Experts urge new thinking on pensions engagement amid ‘wall of change’

The pensions industry is confronting a “wall of change” in regulation, demographics and technology that demands a new approach to saver engagement and retirement planning, speakers at The Investing and Savings Alliance (TISA) Annual Conference 2025 have warned.

Opening the Rethinking Retirement panel, Aviva managing director, Michele Golunska, said the sector was grappling with overlapping pressures, from regulatory reform to the rise of artificial intelligence, which were reshaping how providers interacted with savers.

She noted that while around 80 per cent of banking customers now manage their accounts digitally, fewer than half of pension savers do the same, pointing to “a huge opportunity” to utilise technology more effectively.

Digital tools, she suggested, could not only re-engage disconnected savers but also help those who “want to learn more but don’t know where to start”.

Without greater innovation and support, she warned, “tomorrow’s pensions risk being poorer than today's”.

Some work is already underway, as Lloyds Banking Group head of pensions policy, Peter Glancy, emphasised the potential of pensions dashboards to spark behavioural change by showing savers the gap between what they have and what they need for retirement.

Earlier engagement could also help with decumulation issues, as Aegon managing director for customers, Andy Manson, argued the current decumulation model “doesn’t work”, stating that simply relying on defaults is unlikely to deliver good outcomes.

Real progress, he said, would depend on engaging members much earlier and more meaningfully, by “meeting customers where they actually are, not where we imagine they are”.

The comments come amid ongoing debate over how to modernise engagement, with both the government and regulators - through initiatives such as pensions dashboards and targeted support - seeking to bridge the continued advice and understanding gaps identified in the market.

The need to help savers navigate complexity with clear and accessible information was also highlighted by Money and Pensions Service (Maps) head of guidance, Charlotte Jackson, who agreed that the pensions landscape is undergoing a period of extraordinary upheaval.

Every aspect of daily life, she said, is being reshaped by regulatory, policy and social change - leaving around 11 million people “confused and overwhelmed” about their pensions.
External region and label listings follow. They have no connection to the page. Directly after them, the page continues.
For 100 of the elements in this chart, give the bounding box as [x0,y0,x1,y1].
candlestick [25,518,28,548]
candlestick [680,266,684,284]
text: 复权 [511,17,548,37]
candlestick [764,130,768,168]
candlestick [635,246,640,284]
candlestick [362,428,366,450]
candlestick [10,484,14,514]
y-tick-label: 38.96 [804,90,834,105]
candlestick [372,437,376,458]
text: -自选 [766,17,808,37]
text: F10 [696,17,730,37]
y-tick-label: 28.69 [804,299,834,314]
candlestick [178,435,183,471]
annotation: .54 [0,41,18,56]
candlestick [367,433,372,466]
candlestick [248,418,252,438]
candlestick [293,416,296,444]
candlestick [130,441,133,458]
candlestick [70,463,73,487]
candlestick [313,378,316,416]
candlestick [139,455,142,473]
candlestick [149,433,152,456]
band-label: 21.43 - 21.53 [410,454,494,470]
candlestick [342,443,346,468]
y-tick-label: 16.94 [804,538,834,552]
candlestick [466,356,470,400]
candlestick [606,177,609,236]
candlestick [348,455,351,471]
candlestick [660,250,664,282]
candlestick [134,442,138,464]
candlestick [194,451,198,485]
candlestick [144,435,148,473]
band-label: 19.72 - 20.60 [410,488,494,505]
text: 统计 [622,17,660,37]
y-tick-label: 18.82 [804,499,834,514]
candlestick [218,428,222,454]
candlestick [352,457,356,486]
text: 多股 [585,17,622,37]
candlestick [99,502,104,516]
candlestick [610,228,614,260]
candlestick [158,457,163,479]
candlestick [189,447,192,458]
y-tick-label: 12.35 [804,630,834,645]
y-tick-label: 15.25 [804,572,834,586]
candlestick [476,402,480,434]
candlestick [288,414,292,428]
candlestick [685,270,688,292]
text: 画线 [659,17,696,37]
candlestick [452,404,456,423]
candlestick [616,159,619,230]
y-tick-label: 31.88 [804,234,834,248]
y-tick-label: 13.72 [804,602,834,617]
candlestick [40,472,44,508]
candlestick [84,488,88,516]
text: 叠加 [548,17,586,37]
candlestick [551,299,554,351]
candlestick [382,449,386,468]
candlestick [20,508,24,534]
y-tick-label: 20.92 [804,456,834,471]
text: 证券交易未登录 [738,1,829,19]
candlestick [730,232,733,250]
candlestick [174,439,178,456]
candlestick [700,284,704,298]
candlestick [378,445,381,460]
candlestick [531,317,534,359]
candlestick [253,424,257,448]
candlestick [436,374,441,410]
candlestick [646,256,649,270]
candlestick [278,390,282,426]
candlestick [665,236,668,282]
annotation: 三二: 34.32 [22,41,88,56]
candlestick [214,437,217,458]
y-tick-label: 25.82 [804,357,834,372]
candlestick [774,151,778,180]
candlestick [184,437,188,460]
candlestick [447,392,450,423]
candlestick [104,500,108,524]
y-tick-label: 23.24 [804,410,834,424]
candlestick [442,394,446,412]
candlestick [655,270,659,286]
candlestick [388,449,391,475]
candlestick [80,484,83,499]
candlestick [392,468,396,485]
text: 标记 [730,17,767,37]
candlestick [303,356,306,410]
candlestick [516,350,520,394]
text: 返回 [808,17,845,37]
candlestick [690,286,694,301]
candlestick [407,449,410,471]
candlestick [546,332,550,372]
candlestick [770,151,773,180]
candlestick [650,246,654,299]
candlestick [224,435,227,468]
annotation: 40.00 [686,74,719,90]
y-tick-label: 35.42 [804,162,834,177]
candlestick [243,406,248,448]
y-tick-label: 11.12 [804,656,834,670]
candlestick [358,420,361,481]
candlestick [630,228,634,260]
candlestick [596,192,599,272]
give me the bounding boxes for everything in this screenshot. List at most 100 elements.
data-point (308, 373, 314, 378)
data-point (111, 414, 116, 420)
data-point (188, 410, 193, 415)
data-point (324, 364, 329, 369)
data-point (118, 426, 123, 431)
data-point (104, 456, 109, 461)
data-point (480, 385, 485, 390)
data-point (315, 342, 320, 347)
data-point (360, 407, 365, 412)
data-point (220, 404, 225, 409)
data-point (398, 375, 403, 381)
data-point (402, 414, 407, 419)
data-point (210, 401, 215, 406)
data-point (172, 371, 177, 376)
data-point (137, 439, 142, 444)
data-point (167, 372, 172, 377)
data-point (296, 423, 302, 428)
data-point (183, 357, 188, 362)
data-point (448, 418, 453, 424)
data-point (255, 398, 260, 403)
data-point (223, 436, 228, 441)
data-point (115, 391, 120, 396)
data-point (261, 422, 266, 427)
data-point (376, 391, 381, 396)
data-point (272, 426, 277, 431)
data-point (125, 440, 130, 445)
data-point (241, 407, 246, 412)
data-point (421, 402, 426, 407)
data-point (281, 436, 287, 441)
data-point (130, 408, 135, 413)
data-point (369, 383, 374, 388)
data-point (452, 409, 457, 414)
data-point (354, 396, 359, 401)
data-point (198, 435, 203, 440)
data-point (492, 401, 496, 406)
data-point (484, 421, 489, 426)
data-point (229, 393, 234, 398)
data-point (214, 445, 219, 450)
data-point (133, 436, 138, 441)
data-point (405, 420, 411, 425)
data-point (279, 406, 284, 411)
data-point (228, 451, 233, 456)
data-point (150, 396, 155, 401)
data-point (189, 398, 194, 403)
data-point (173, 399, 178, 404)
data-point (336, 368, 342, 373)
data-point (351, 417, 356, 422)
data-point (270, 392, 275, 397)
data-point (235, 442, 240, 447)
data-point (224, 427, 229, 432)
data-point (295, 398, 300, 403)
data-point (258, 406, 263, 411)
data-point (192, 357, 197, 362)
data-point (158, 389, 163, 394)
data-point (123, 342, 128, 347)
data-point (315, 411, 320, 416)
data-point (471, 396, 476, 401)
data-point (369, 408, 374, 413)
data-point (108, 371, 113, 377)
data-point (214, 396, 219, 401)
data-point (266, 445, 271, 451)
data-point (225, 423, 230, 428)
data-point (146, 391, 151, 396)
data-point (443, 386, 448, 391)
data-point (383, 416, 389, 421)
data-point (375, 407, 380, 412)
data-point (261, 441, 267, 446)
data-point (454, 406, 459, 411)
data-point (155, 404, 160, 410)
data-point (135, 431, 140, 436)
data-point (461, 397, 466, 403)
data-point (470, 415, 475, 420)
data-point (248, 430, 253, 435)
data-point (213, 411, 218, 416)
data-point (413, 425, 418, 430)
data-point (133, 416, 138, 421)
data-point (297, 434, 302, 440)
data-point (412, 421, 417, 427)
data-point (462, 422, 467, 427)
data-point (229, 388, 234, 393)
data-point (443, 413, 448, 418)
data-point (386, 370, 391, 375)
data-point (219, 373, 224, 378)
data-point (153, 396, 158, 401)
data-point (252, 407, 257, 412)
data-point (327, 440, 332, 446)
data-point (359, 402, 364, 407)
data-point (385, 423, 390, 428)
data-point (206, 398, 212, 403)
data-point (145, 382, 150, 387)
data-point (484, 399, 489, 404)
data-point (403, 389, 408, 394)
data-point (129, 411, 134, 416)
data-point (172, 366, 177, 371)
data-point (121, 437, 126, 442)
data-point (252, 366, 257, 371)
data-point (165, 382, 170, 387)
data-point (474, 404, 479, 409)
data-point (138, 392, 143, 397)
This sense of instability was echoed by TISA head of retirement savings, Renny Biggins, who argued that short-termism in policymaking continued to undermine progress.

He called for longer-term thinking and cross-party consensus, describing the frequent shifts in pensions policy as a “thorn in the side” for providers trying to improve engagement.

This was not the only call to remember the long-term nature of pensions, as Glancy also cautioned that political and fiscal pressures could complicate progress in the industry, warning that the government faces a difficult balancing act in the upcoming Budget between short-term “emergency measures to balance the books” and the long-term reform work of the Pensions Commission.

These remarks reflect broader sector calls for greater consistency, particularly in light of the work of the new Pensions Commission and the industry’s push for a sustainable, long-term framework.